Mais une fois revenu en France, il se rend compte qu'il est devenu gênant pour l'état-major et démissionne peu après. Il va chercher à se reconvertir dans le conseil en entreprises, what else pour un jeune retraité de l'armée. Après quelques années d'errance, il fonde finalement EPEE en 2005, qui joue un rôle d'interface et de conseillère des entreprises françaises lorsqu'elles s'implantent à l'étranger, dans des zones plutôt sensibles. Et son domaine de prédilection reste l'Afrique. Mais attention, il ne s'agit pas d'une société militaire privée et ses employés ne sont pas armés.
«Essayer de promouvoir et de défendre les intérêts français»
Le nom d'EPEE a d'ailleurs été médiatisé en 2010 lorsque des djihadistes ont visé un site d'extraction d'uranium d'Areva, enlevant cinq Français. Car EPEE conseille les filiales d'Areva sur place et gère les relations entre l'entreprise, les autorités locales et les sociétés de sécurité. Seconde affaire, c'est l'assassinat d'Hugues de Samie, également ancien colonel de la Légion, qui a travaillé quelque temps pour EPEE en Libye et a été exécuté à Tripoli en 2012 dans des conditions très troubles:
«Absolument impossible de faire la lumière sur les circonstances de son assassinat et on pense quand même, a priori, que ces raisons sont liées à son passé précédent en Libye. Il venait d'effectuer trois ans en Libye pour le compte d'une société de construction navale française qui était liée au régime du colonel Kadhafi.»
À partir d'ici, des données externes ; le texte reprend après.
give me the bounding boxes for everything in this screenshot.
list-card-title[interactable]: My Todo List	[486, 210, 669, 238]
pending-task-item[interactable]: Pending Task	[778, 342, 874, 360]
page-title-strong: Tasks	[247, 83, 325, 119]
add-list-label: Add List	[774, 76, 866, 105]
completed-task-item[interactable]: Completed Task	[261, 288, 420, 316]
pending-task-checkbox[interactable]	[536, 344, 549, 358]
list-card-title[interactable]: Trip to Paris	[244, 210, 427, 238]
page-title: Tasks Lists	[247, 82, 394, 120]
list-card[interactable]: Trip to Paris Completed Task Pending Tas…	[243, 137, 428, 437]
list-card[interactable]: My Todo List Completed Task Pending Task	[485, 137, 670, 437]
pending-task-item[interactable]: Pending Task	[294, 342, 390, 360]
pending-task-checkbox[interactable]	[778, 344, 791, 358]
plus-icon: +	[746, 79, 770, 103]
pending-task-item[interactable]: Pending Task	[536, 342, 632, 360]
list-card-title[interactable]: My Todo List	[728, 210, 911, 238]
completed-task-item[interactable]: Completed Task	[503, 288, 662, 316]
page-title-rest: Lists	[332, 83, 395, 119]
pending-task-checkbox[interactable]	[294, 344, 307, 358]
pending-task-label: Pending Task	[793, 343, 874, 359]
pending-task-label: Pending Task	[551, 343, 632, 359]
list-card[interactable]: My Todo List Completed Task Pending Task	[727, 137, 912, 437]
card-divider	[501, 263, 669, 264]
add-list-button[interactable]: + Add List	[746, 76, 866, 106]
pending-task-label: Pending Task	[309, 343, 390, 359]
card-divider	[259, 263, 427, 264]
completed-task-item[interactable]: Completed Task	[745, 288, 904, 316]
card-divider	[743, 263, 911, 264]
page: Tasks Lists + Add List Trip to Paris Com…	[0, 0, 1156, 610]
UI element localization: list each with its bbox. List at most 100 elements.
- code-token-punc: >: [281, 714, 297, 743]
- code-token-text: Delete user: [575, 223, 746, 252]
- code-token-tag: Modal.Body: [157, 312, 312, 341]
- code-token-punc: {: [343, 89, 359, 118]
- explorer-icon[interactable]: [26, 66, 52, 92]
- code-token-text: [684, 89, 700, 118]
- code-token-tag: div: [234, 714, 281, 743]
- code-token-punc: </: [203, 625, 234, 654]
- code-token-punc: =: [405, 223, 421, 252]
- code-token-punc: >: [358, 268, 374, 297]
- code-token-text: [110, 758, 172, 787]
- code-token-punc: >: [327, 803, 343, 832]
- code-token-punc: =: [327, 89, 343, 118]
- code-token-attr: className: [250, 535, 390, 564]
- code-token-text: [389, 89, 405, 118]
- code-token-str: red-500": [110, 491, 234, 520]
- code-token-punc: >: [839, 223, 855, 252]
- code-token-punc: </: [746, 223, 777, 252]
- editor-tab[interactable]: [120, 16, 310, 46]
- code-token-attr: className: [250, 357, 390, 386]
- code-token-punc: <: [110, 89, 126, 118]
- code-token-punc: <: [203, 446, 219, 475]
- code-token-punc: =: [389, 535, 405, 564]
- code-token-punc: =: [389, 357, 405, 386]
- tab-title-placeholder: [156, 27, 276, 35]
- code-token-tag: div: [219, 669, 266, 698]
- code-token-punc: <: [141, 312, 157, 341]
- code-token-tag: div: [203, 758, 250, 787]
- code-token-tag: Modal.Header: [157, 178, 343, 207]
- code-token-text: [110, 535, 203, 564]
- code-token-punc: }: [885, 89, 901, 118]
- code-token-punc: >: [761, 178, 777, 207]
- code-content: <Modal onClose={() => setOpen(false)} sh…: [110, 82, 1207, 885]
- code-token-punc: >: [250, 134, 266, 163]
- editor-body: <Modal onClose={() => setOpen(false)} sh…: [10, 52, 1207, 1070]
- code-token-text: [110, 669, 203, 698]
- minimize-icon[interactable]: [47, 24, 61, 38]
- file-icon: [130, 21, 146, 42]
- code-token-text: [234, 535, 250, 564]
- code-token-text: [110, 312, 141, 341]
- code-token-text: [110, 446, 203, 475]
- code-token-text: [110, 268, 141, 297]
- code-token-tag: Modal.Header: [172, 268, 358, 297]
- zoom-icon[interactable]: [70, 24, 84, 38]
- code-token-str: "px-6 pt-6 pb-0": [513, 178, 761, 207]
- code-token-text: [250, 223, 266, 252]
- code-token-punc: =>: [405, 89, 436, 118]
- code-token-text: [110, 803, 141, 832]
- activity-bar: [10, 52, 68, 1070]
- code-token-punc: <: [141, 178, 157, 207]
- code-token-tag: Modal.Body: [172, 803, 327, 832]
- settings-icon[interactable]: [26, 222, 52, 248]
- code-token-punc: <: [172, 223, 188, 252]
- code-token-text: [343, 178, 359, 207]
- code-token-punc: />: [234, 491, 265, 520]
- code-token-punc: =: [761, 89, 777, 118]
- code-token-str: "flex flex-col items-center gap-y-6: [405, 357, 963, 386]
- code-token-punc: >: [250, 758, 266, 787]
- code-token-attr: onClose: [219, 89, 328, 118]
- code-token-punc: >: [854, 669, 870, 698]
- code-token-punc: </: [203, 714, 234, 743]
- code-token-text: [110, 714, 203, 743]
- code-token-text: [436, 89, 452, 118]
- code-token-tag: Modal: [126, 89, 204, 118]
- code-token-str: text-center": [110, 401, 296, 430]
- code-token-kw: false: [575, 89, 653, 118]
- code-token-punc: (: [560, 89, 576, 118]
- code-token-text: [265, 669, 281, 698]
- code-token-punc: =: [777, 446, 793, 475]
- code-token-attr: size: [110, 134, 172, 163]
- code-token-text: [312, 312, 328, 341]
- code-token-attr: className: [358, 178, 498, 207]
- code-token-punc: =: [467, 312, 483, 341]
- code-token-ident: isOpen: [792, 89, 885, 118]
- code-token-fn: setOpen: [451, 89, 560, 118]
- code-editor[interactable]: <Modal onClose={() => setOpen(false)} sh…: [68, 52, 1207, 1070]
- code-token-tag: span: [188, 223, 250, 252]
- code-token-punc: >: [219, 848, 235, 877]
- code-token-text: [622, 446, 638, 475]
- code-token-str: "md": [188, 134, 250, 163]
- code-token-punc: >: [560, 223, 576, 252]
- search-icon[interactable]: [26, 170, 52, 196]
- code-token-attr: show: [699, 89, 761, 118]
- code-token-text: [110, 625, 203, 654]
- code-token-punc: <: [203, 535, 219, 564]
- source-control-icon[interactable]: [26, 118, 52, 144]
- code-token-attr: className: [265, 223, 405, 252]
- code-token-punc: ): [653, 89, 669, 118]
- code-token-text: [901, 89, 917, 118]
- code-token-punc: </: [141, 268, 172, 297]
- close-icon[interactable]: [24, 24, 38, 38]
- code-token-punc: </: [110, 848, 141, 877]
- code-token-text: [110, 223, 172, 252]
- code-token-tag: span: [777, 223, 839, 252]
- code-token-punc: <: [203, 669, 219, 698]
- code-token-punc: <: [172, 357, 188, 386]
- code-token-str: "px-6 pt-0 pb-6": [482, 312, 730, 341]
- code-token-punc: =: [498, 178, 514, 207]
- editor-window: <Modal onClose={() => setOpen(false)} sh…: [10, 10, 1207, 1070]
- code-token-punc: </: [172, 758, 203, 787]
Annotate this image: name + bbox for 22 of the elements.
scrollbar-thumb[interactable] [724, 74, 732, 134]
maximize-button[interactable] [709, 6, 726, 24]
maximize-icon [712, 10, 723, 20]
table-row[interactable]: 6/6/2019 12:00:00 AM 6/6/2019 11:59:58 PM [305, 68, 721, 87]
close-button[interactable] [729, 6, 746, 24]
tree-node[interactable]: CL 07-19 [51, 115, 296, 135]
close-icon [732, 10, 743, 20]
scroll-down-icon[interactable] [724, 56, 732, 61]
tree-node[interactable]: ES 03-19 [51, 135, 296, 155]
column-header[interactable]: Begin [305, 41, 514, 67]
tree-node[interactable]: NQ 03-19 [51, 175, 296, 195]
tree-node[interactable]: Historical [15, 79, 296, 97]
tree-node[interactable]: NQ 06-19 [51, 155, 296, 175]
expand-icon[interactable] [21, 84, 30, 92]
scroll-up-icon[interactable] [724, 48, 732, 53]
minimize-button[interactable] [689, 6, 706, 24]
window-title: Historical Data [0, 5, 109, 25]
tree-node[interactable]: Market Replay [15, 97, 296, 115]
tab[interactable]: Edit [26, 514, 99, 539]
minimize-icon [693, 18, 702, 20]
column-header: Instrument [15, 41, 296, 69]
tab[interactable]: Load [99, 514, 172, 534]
Le fondateur et président d'EPEE admet sans fard avoir sans doute perdu quelques contrats à cause de ses opinions engagées, exprimées dans ses ouvrages et sur les réseaux sociaux. Son bureau en est aussi une parfaite illustration, arborant un drapeau iranien, un souvenir de Damas et le ruban de Saint-Georges, symbole de la Victoire de l'Armée rouge contre l'Allemagne nazie. Des amitiés suspectes aujourd'hui en France, mais qui lui permettent d'anticiper sur le long terme:
«Nous sommes là pour essayer de promouvoir et de défendre les intérêts français là où nous pouvons le faire. Et c'est aussi un moyen de maintenir des liens avec des pays avec lesquels, pour des raisons politiques ou diplomatiques du moment, les liens se distendent […] On ne peut pas dire que je travaille aujourd'hui avec Damas ou Téhéran, je maintiens des liens pour être prêt à le faire.»